Skip to content

Yelp CEO Jeremy Stoppelman, in his opening keynote at ILM:10, noted a general frustration with Google’s apparent de-emphasis of Yelp’s content, but said he sees major opportunity in mobile app access as a workaround of Google.

Stoppelman showed an example of a 2007 search that showed the vast majority of results coming from Yelp. “We loved 2007,” he said. A current search has only one Yelp result, although it is on top.

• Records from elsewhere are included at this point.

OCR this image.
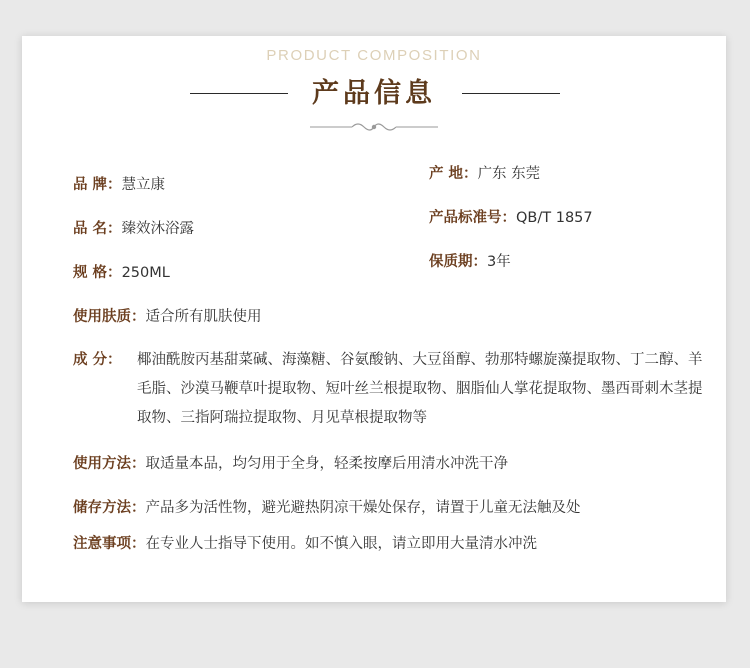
PRODUCT COMPOSITION
产品信息
品 牌：慧立康
产 地：广东 东莞
品 名：臻效沐浴露
产品标准号：QB/T 1857
规 格：250ML
保质期：3年
使用肤质：适合所有肌肤使用
成 分：	椰油酰胺丙基甜菜碱、海藻糖、谷氨酸钠、大豆甾醇、勃那特螺旋藻提取物、丁二醇、羊毛脂、沙漠马鞭草叶提取物、短叶丝兰根提取物、胭脂仙人掌花提取物、墨西哥刺木茎提取物、三指阿瑞拉提取物、月见草根提取物等
使用方法：取适量本品，均匀用于全身，轻柔按摩后用清水冲洗干净
储存方法：产品多为活性物，避光避热阴凉干燥处保存，请置于儿童无法触及处
注意事项：在专业人士指导下使用。如不慎入眼，请立即用大量清水冲洗
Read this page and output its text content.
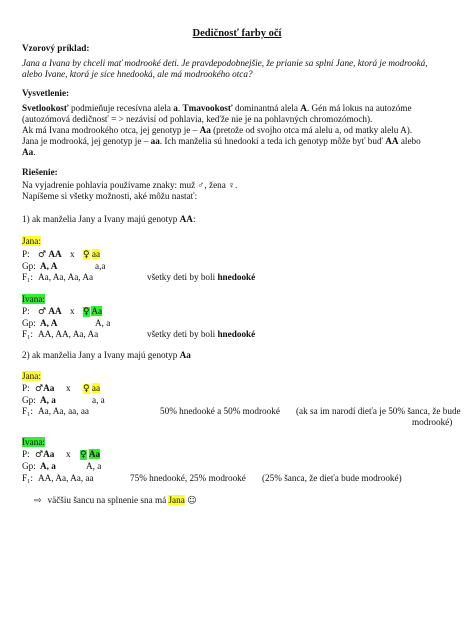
Dedičnosť farby očí
Vzorový príklad:
Jana a Ivana by chceli mať modrooké deti. Je pravdepodobnejšie, že prianie sa splní Jane, ktorá je modrooká,
alebo Ivane, ktorá je síce hnedooká, ale má modrookého otca?
Vysvetlenie:
Svetlookosť podmieňuje recesívna alela a. Tmavookosť dominantná alela A. Gén má lokus na autozóme
(autozómová dedičnosť = > nezávisí od pohlavia, keďže nie je na pohlavných chromozómoch).
Ak má Ivana modrookého otca, jej genotyp je – Aa (pretože od svojho otca má alelu a, od matky alelu A).
Jana je modrooká, jej genotyp je – aa. Ich manželia sú hnedookí a teda ich genotyp môže byť buď AA alebo
Aa.
Riešenie:
Na vyjadrenie pohlavia používame znaky: muž ♂, žena ♀.
Napíšeme si všetky možnosti, aké môžu nastať:
1) ak manželia Jany a Ivany majú genotyp AA:
Jana:
P: ♂ AA x ♀ aa
Gp: A, A	a,a
F₁: Aa, Aa, Aa, Aa	všetky deti by boli hnedooké
Ivana:
P: ♂ AA x ♀ Aa
Gp: A, A	A, a
F₁: AA, AA, Aa, Aa	všetky deti by boli hnedooké
2) ak manželia Jany a Ivany majú genotyp Aa
Jana:
P: ♂Aa x ♀ aa
Gp: A, a	a, a
F₁: Aa, Aa, aa, aa	50% hnedooké a 50% modrooké (ak sa im narodí dieťa je 50% šanca, že bude
modrooké)
Ivana:
P: ♂Aa x ♀ Aa
Gp: A, a	A, a
F₁: AA, Aa, Aa, aa	75% hnedooké, 25% modrooké (25% šanca, že dieťa bude modrooké)
⇨ väčšiu šancu na splnenie sna má Jana ☺
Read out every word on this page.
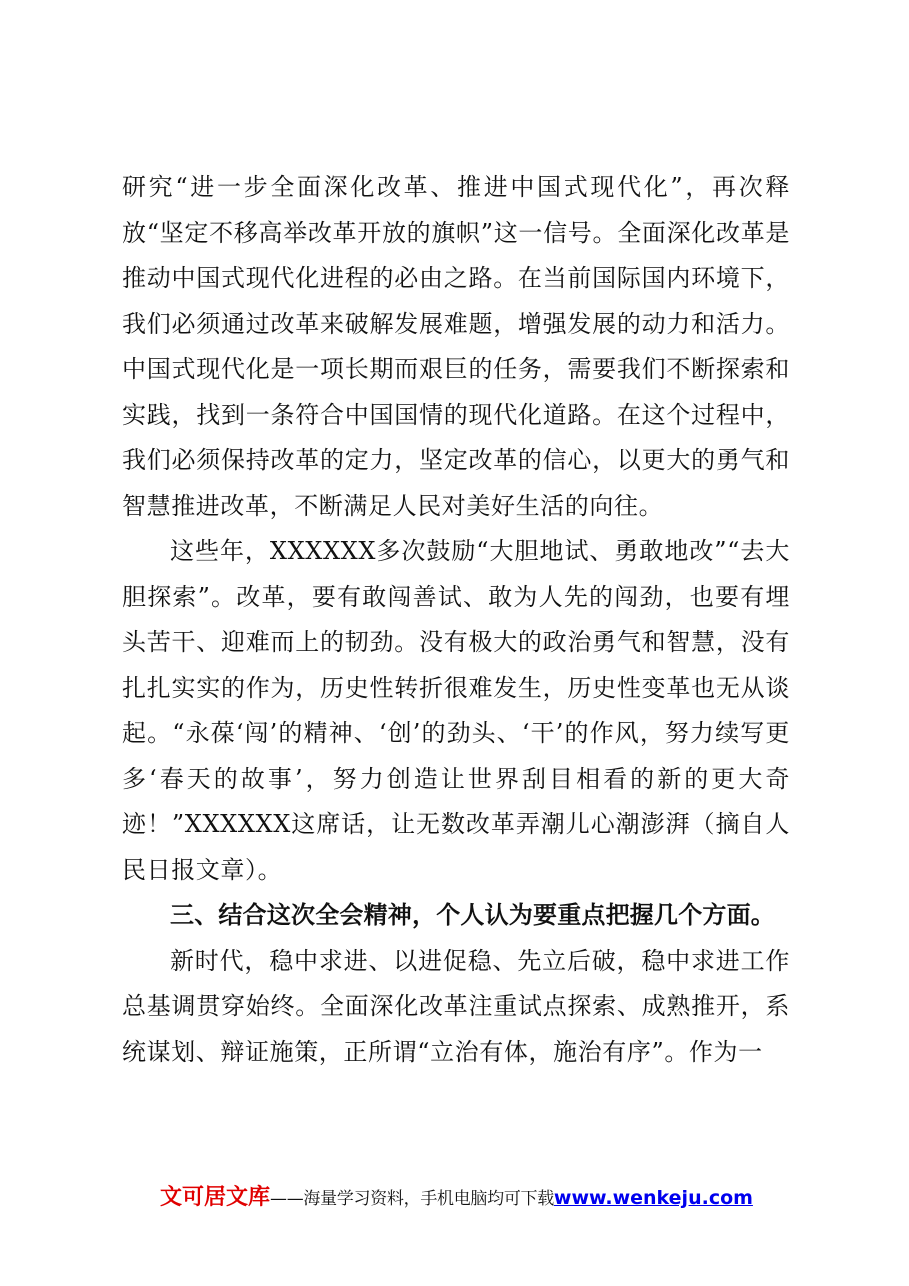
研究“进一步全面深化改革、推进中国式现代化”，再次释放“坚定不移高举改革开放的旗帜”这一信号。全面深化改革是推动中国式现代化进程的必由之路。在当前国际国内环境下，我们必须通过改革来破解发展难题，增强发展的动力和活力。中国式现代化是一项长期而艰巨的任务，需要我们不断探索和实践，找到一条符合中国国情的现代化道路。在这个过程中，我们必须保持改革的定力，坚定改革的信心，以更大的勇气和智慧推进改革，不断满足人民对美好生活的向往。

这些年，XXXXXX多次鼓励“大胆地试、勇敢地改”“去大胆探索”。改革，要有敢闯善试、敢为人先的闯劲，也要有埋头苦干、迎难而上的韧劲。没有极大的政治勇气和智慧，没有扎扎实实的作为，历史性转折很难发生，历史性变革也无从谈起。“永葆‘闯’的精神、‘创’的劲头、‘干’的作风，努力续写更多‘春天的故事’，努力创造让世界刮目相看的新的更大奇迹！”XXXXXX这席话，让无数改革弄潮儿心潮澎湃（摘自人民日报文章）。

三、结合这次全会精神，个人认为要重点把握几个方面。

新时代，稳中求进、以进促稳、先立后破，稳中求进工作总基调贯穿始终。全面深化改革注重试点探索、成熟推开，系统谋划、辩证施策，正所谓“立治有体，施治有序”。作为一

文可居文库——海量学习资料，手机电脑均可下载www.wenkeju.com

The rest come from Google Places, which Stoppelman notes is linking to Yelp, but only waaay at the bottom of the screen.

“It is always tricky when you have a distribution source that wants to get into your business,” said Stoppelman, who said he focuses on leveraging his arsenal of 14 million reviews. “It is an ongoing conversation with Google: ‘Can we get to win-win with our content?'”

He added that Google has been aggressively soliciting content for some time, but for Google, “the content creation hasn’t happened.” It still relies on Yelp “for the majority of content.”

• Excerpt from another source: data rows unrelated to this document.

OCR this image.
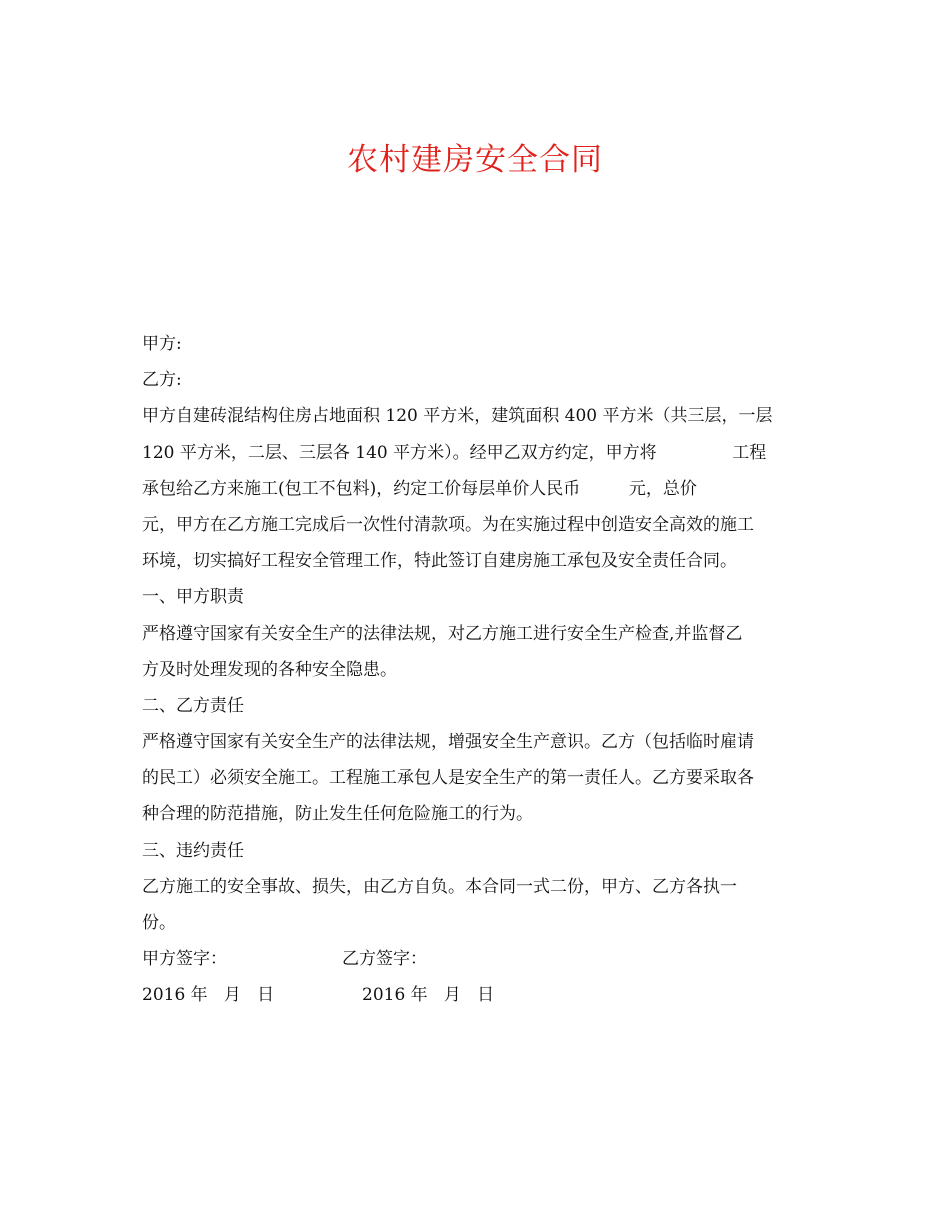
农村建房安全合同
甲方:
乙方:
甲方自建砖混结构住房占地面积 120 平方米，建筑面积 400 平方米（共三层，一层
120 平方米，二层、三层各 140 平方米）。经甲乙双方约定，甲方将              工程
承包给乙方来施工(包工不包料)，约定工价每层单价人民币         元，总价
元，甲方在乙方施工完成后一次性付清款项。为在实施过程中创造安全高效的施工
环境，切实搞好工程安全管理工作，特此签订自建房施工承包及安全责任合同。
一、甲方职责
严格遵守国家有关安全生产的法律法规，对乙方施工进行安全生产检查,并监督乙
方及时处理发现的各种安全隐患。
二、乙方责任
严格遵守国家有关安全生产的法律法规，增强安全生产意识。乙方（包括临时雇请
的民工）必须安全施工。工程施工承包人是安全生产的第一责任人。乙方要采取各
种合理的防范措施，防止发生任何危险施工的行为。
三、违约责任
乙方施工的安全事故、损失，由乙方自负。本合同一式二份，甲方、乙方各执一
份。
甲方签字：	乙方签字：
2016 年   月   日	2016 年   月   日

Even if relations with Google don’t improve, however, Yelp doesn’t plan to rely on Google search forever. “The good news is that the industry is changing really, really rapidly. There is a rapid shift to local [apps].”

Yelp currently has 2.6 million unique visitors a month for its mobile apps, said Stoppleman — a small but growing chunk of its overall usage base of 39 million uniques. Mobile “search is so much more intuitive than on desktop. It knows your location. The holy grail of local is suddenly seeing all kinds of information without typing a thing.”

As for monetization, Stoppelman said he is especially excited about providing listings with video. Local search ads on a click-per-call and CPM basis are a big part of Yelp’s revenues also. Stoppelman also sees Yelp’s Weekly deals, currently in eight cities, as holding significant promise.